尾崎3兄弟、将司・健夫・直道の母、寿子さんが亡くなった。94歳、老衰で天寿を全うしたと言えるだろう。
寿子さんは大阪生まれ大阪育ちで、ジャンボらの父親、実さん(1991年死去)と結婚したのは1942年(昭和17年)。實さんは航空隊で教官をして、最初は埼玉に住み、それから生まれたばかりの長女を連れて満州に渡った。「夫の田舎(徳島県宍喰町)に帰って百姓するしかなかったんですわ」(1987年、寿子さん)
そして昭和22年、正司(後に将司と改名)が生まれる。25年に妹、29年に健夫、31年に直道も生まれた。
3兄弟は父・実さんの身体能力抜群のDNA、生き方の指針をもらった。「私は航空飛行隊のパイロットでした。だから子供には『戦争で負けることは死ぬことだ。」どんなに苦しくても、どんな危険があっても負けてはいかん。試合に負けることは死ぬことだと思え』といってきました。精神的スパルタ教育です」(実さん)
この父にして、母あり。
「子供を食べさせるため一生懸命、黙々と働く姿で、最高の教育をしてくれた」と将司。
「運動をやってきた俺たちに食べさせるだけでも大変だったのに不足したことはなかった。たぶんオフクロが食べるのを我慢してたと思う。どんな豪華な食事より帰省した時のカレーが一番うまかった」(1987年、健夫)
父の厳しさ、母の優しさ、この2つがジャンボ尾崎の113勝という古今東西、前代未聞の大記録を打ち立てたバックボーンになったことは想像に難くない。将司はゴルフ界には入る前、プロ野球(西鉄ライオンズ)でアスリート人生の挫折を味わっているが、それも母の次の言葉で乗り越えたのだろう。
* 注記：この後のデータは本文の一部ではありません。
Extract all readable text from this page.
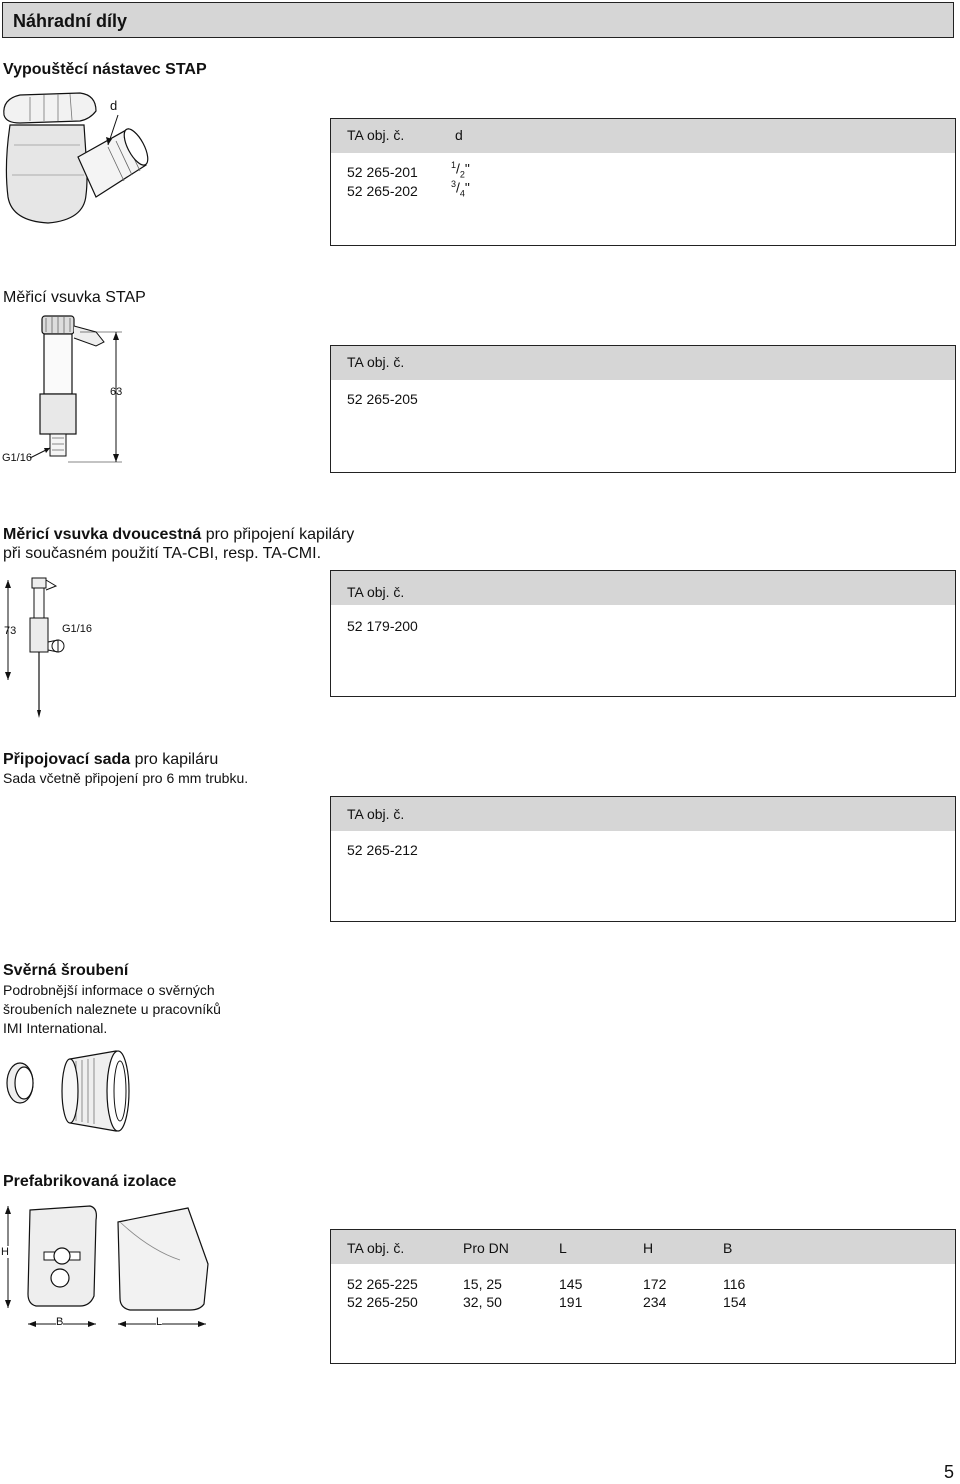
Náhradní díly
Vypouštěcí nástavec STAP
d
TA obj. č.	d
52 265-201	$^1/_2$"
52 265-202	$^3/_4$"
Měřicí vsuvka STAP
63
G1/16
TA obj. č.
52 265-205
Měricí vsuvka dvoucestná pro připojení kapiláry
při současném použití TA-CBI, resp. TA-CMI.
73	G1/16
TA obj. č.
52 179-200
Připojovací sada pro kapiláru
Sada včetně připojení pro 6 mm trubku.
TA obj. č.
52 265-212
Svěrná šroubení
Podrobnější informace o svěrných
šroubeních naleznete u pracovníků
IMI International.
Prefabrikovaná izolace
H
B	L
TA obj. č.	Pro DN	L	H	B
52 265-225	15, 25	145	172	116
52 265-250	32, 50	191	234	154
5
「ゴルフも自然が相手ということで百姓と似てますな。それでも根気強く田んぼに出る姿をあの子らもゴルフの時に思い出して“くじけたらだめや”と思うてくれればね……」
くじけぬ心で挫折をバネにして、将司は時代の寵児になり、さらに2人の兄弟も高みに立たせた。
寿子さんは「何もしてやれんかった」というのが口癖だったが、言葉でなく後ろ姿で子供を育て上げた。
大正生まれの強き母、逝く。合掌。